Missouri’s July Revenue Report shows the state’s starting to make progress in balancing a budget shortfall.
Despite objections from some lawmakers and groups, Governor Nixon withheld $115 million in new spending last month to offset a shortage in tax collections during the previous fiscal year which ended June 30th.
July’s numbers show revenues up 7.2 percent, well above the projected growth rate of 4.1 percent for the year. The state took in $36 million more than in the same month last year.
State Acting Budget Director Dan Haug thinks it’ll take several more months to determine whether Nixon’s spending restrictions can be done away with. He said “We probably need to at least get through the first quarter of the (new) fiscal year to reassess if revenues are going to be high enough that we could release the restrictions, or if they’re going to be at a level where we may have to do more restrictions to make sure that the budget is balanced at the end of the year.”
To offset the shortfall, the state will need to see growth in revenues of 5 percent over the course of the current fiscal year which started July 1st. If revenues increase by 6.1 percent over the same period, the governor’s restrictions could be safely lifted, which would allows state programs that are now getting reduced funding to be replenished.
Haug says July’s results are an encouraging start to the year, but cautions against reading too much into the numbers because it’s a small month. “There are really no significant tax due dates in that month to draw any conclusions as far as how our revenues are going to perform the rest of the fiscal year” said Haug. The outlook’s further scrambled by tax cut measures which were vetoed by Nixon.

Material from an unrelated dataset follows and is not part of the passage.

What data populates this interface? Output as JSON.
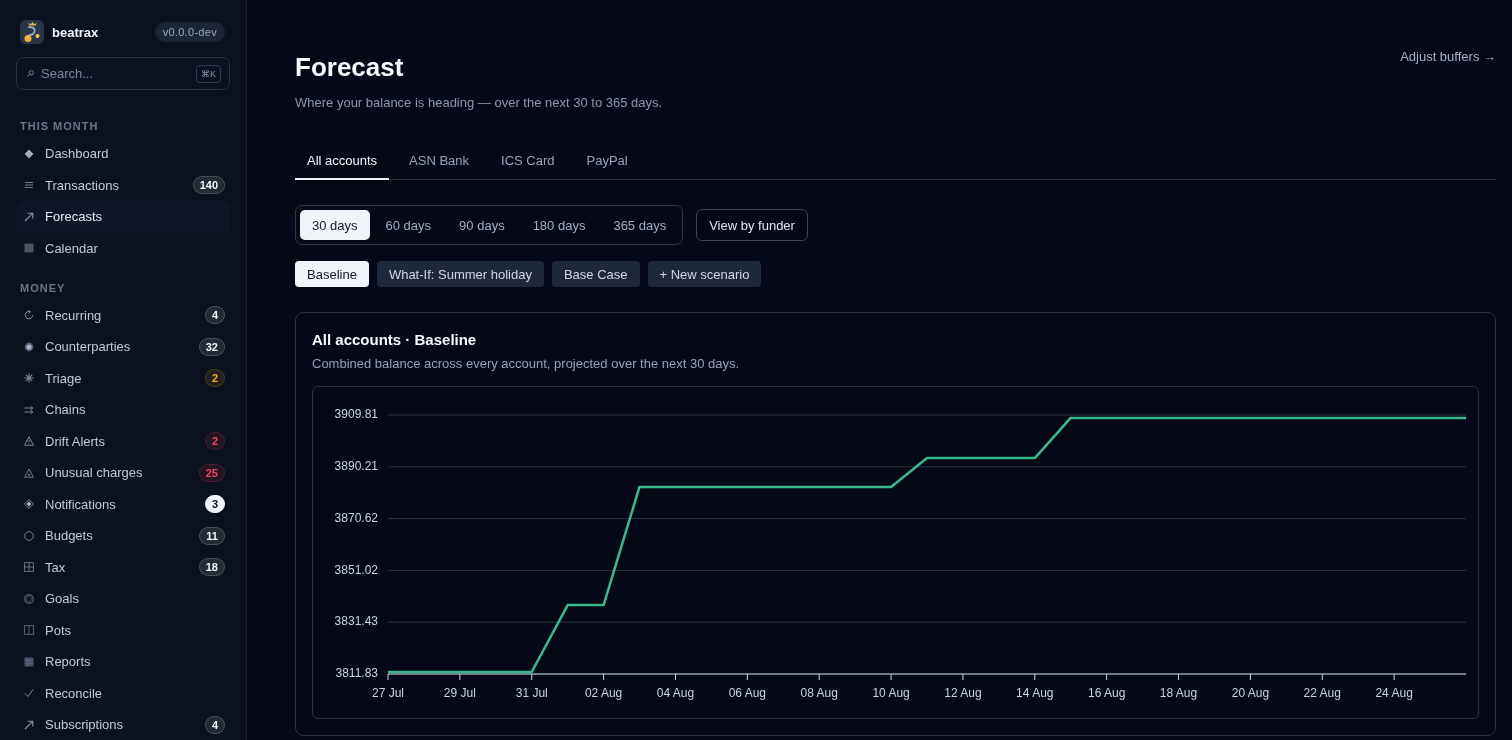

If the legislature overrides his actions in its upcoming veto session, revenues would be reduced by up to $60 million. Haug says the state will have a clearer picture of its financial condition by September when there’ll be more information to draw on.
The monthly report also noted the state’s General Revenue Fund borrowed $250 million from its reserve fund for cash flow purposes. This money has no bearing on revenues because it’ll be repaid through tax collections later in the year.